See also:
“Kamikaze”, Tokyo-London World Record Flight, 1937.
“Nippon” round-the-world flight, Aug.-Sept.,1939
“The Gasuden Koken, aka Kōken-ki, a 1930s Japanese long-range research aircraft, was designed by the the Tokyo Imperial University Aeronautical Research Institute and built by the Tokyo Gas and Electric Industry (also known as ‘Gasuden’) for the purpose of setting a closed-circuit, non-stop long-distance world record.
“In 1931, the Aeronautical Research Institute began research into the aircraft, with funding provided by the Japanese Diet.
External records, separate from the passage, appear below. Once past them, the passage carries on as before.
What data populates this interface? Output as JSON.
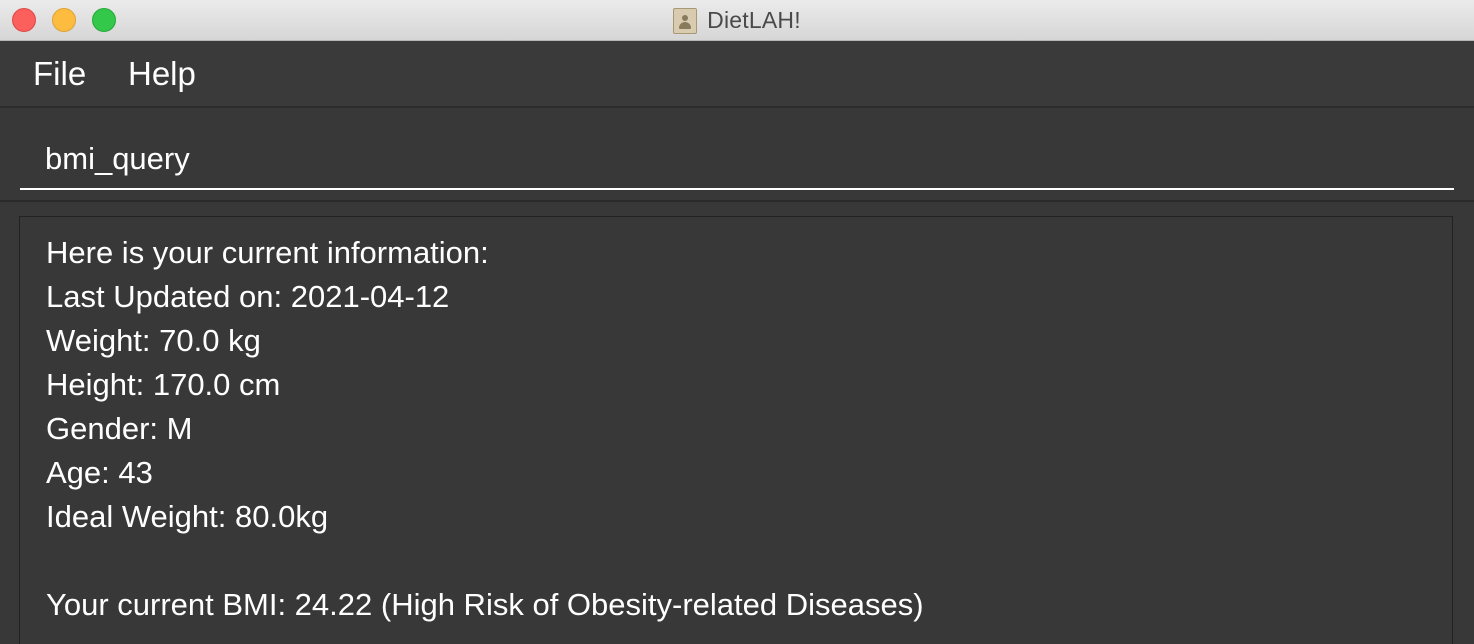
{
  "window": {
    "title": "DietLAH!",
    "app_icon": "address-book-icon"
  },
  "menu": {
    "items": [
      {
        "label": "File"
      },
      {
        "label": "Help"
      }
    ]
  },
  "command": {
    "value": "bmi_query"
  },
  "result": {
    "lines": [
      "Here is your current information:",
      "Last Updated on: 2021-04-12",
      "Weight: 70.0 kg",
      "Height: 170.0 cm",
      "Gender: M",
      "Age: 43",
      "Ideal Weight: 80.0kg",
      "",
      "Your current BMI: 24.22 (High Risk of Obesity-related Diseases)"
    ]
  },
  "colors": {
    "background": "#383838",
    "text": "#ffffff",
    "close": "#fc605c",
    "minimize": "#fdbc40",
    "zoom": "#34c84a"
  }
}
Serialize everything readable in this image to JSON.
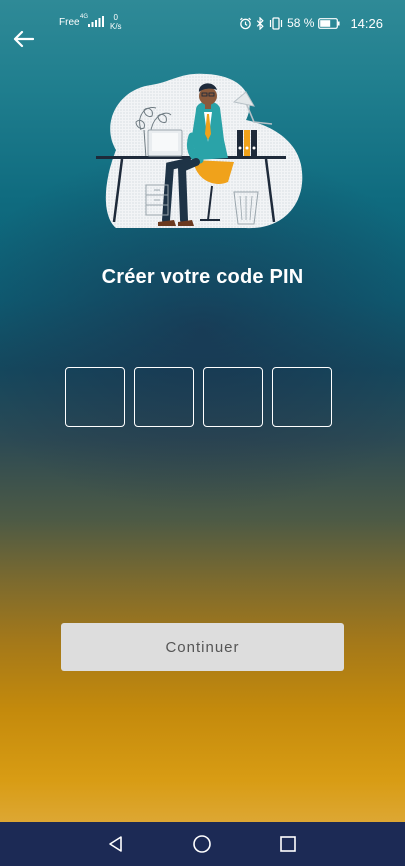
{
  "status_bar": {
    "carrier": "Free",
    "network_type": "4G",
    "net_speed_value": "0",
    "net_speed_unit": "K/s",
    "battery_percent": "58 %",
    "time": "14:26"
  },
  "header": {
    "back_icon": "arrow-left-icon"
  },
  "illustration": {
    "icon": "person-at-desk-illustration"
  },
  "main": {
    "title": "Créer votre code PIN",
    "pin_digits": [
      "",
      "",
      "",
      ""
    ]
  },
  "actions": {
    "continue_label": "Continuer"
  },
  "nav_bar": {
    "back_icon": "triangle-back-icon",
    "home_icon": "circle-home-icon",
    "recents_icon": "square-recents-icon"
  },
  "colors": {
    "gradient_top": "#2f8a97",
    "gradient_mid": "#144a5f",
    "gradient_bottom": "#d89c14",
    "button_bg": "#dddddd",
    "button_text": "#555555",
    "nav_bar_bg": "#1c2a55"
  }
}
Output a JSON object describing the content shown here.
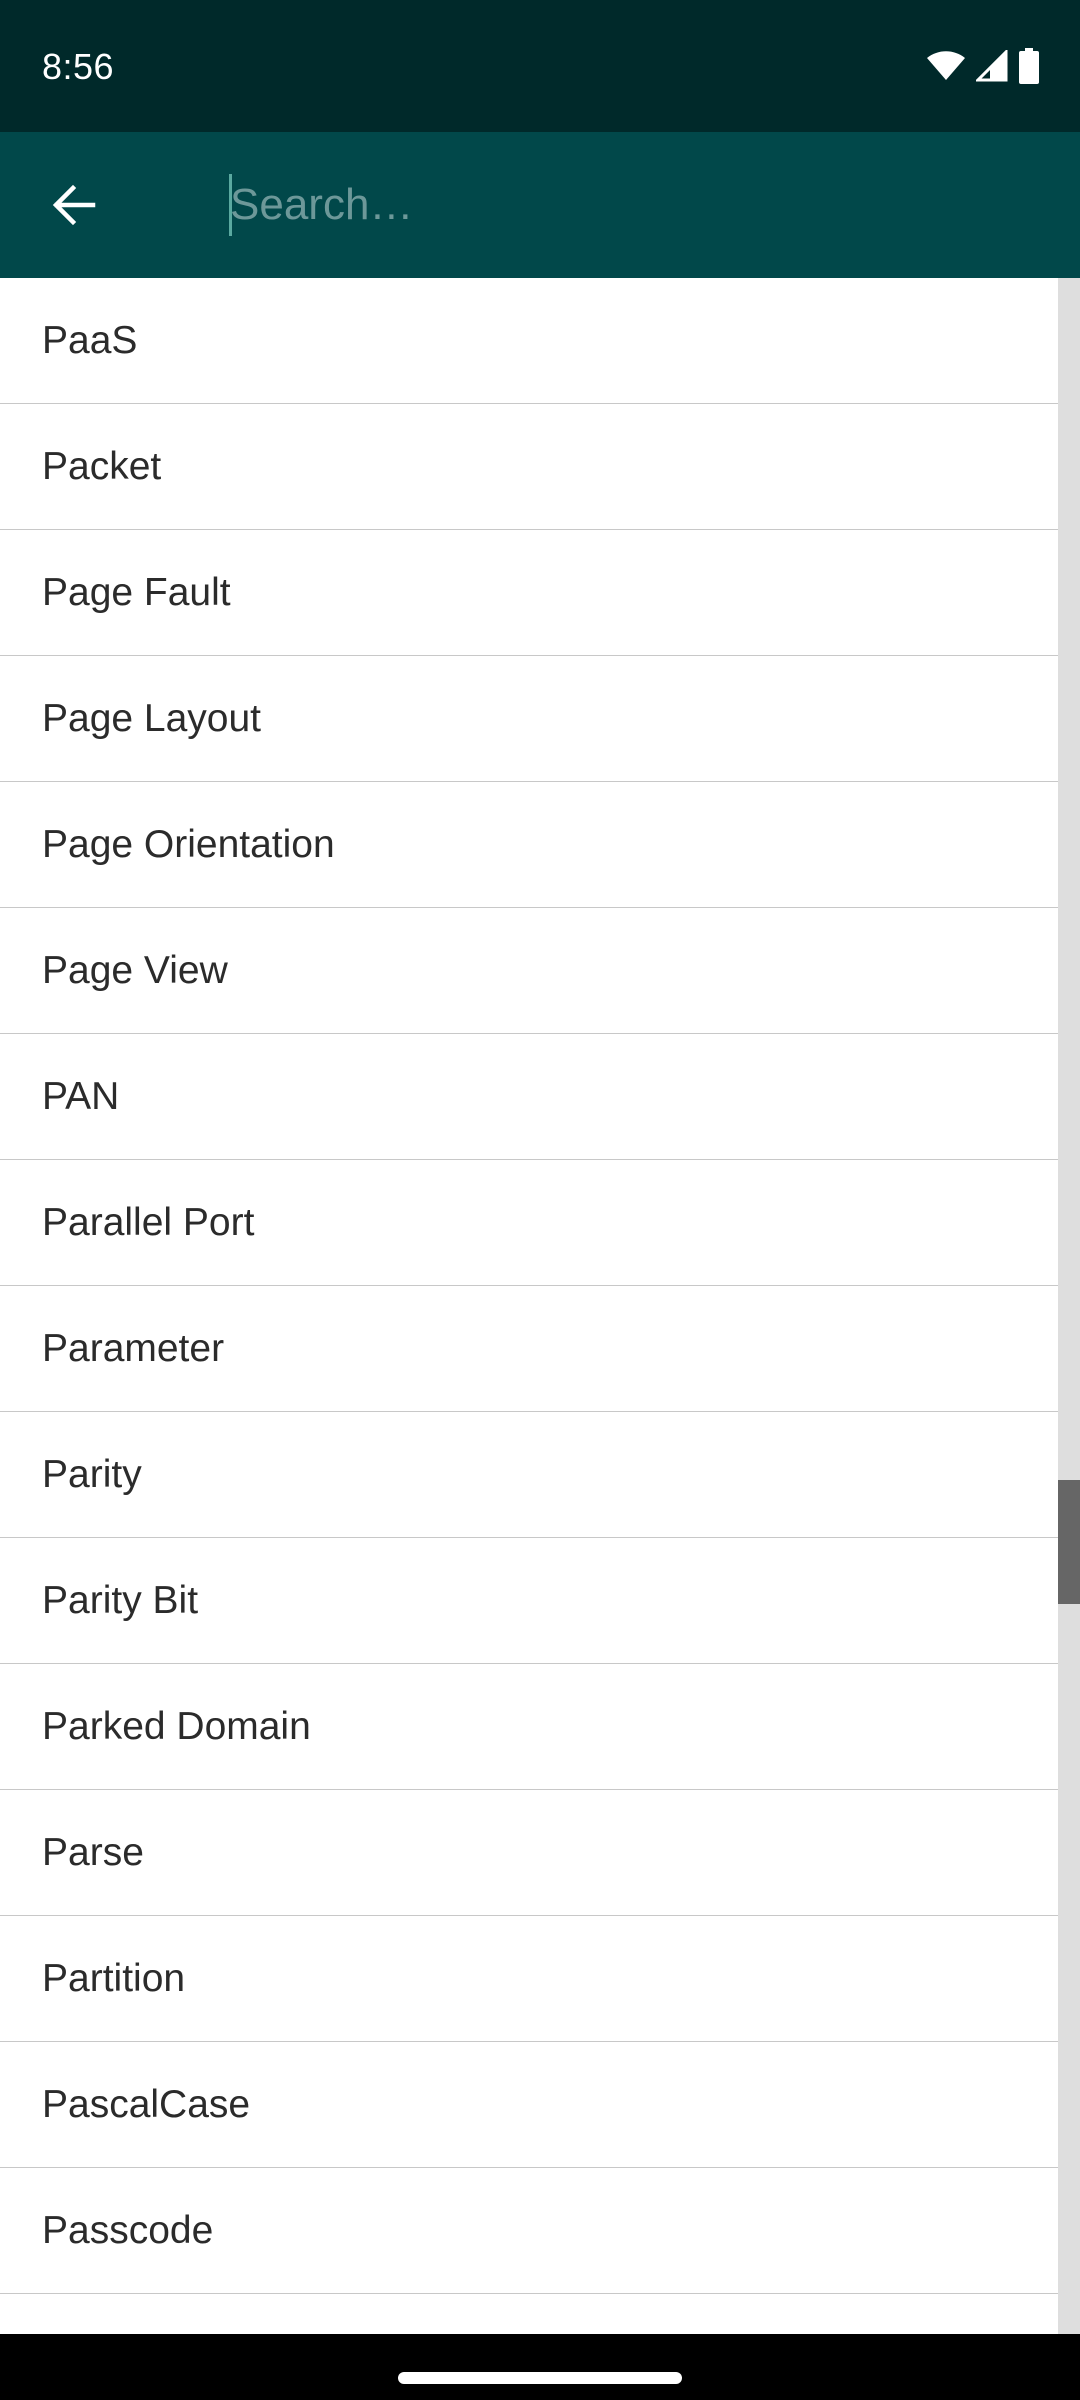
{
  "status_bar": {
    "time": "8:56",
    "icons": [
      "wifi-icon",
      "signal-icon",
      "battery-icon"
    ]
  },
  "app_bar": {
    "back_icon": "arrow-left-icon",
    "search": {
      "value": "",
      "placeholder": "Search…"
    }
  },
  "list": {
    "items": [
      {
        "label": "PaaS"
      },
      {
        "label": "Packet"
      },
      {
        "label": "Page Fault"
      },
      {
        "label": "Page Layout"
      },
      {
        "label": "Page Orientation"
      },
      {
        "label": "Page View"
      },
      {
        "label": "PAN"
      },
      {
        "label": "Parallel Port"
      },
      {
        "label": "Parameter"
      },
      {
        "label": "Parity"
      },
      {
        "label": "Parity Bit"
      },
      {
        "label": "Parked Domain"
      },
      {
        "label": "Parse"
      },
      {
        "label": "Partition"
      },
      {
        "label": "PascalCase"
      },
      {
        "label": "Passcode"
      },
      {
        "label": ""
      }
    ]
  },
  "colors": {
    "status_bar": "#00292a",
    "app_bar": "#01484a",
    "text": "#2b2b2b",
    "divider": "#c8c8c8"
  }
}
The initial design was finished in August 1934. Despite having little funding and a history of only building small quantities of wooden light aircraft, Gasuden was chosen to develop the aircraft, a single-engined low-wing cantilever monoplane with retractable undercarriage.
“The Gasuden Kōken-ki was made entirely of aluminum but had outer wings and control surfaces covered with Egyptian cotton fabric, protected by eleven coats of red paint giving the airplane its name: ‘Crimson Wing’. Although a diesel engine was originally planned to power the aircraft, that proved impractical, so a modified version of the German BMW VIII gasoline-fueled engine, license-built by Kawasaki, capable of producing 715 horsepower, was selected in the end.
“The Kōken-ki took a long time to build because of sporadic parliamentary funding, and wasn’t completed until March 1937. Major Fujita Yuzo of the Imperial Japanese Army piloted the first flight of the ‘Crimson Wing’ on May 25, 1937. The first two attempts to break the record, on November 13, 1937, and again on May 10, 1938, were unsuccessful due to undercarriage issues and an autopilot failure respectively.
“Then, on May 15, 1938, at 04:55, the Kōken-ki took off for a third time from Kisarazu, Chiba, flying a four-sided course of 402 kilometers (249 mi).
“Two days, 14 hours, 26 minutes later, ‘Crimson Wing’ landed at Kisarazu having flown a total distance of 11,651.011 km (7,239 mi), setting a new world closed-circuit non-stop distance record … and with 500 liters (132 gallons) of fuel still remaining in its fuel tanks. The record stood until August 1939, when it was broken by an Italian Savoia-Marchetti SM.82 that flew 12,936 km.
“The Kōken-ki was subsequently only used for test flights on rare occasions, with its last flight taking place in 1939. It survived the Pacific War only to be destroyed [for scrap] at the end of the war. The Misawa Aviation & Science Museum in Misawa, Aomori Prefecture, has a full-scale model of the Kōken-ki on display today.”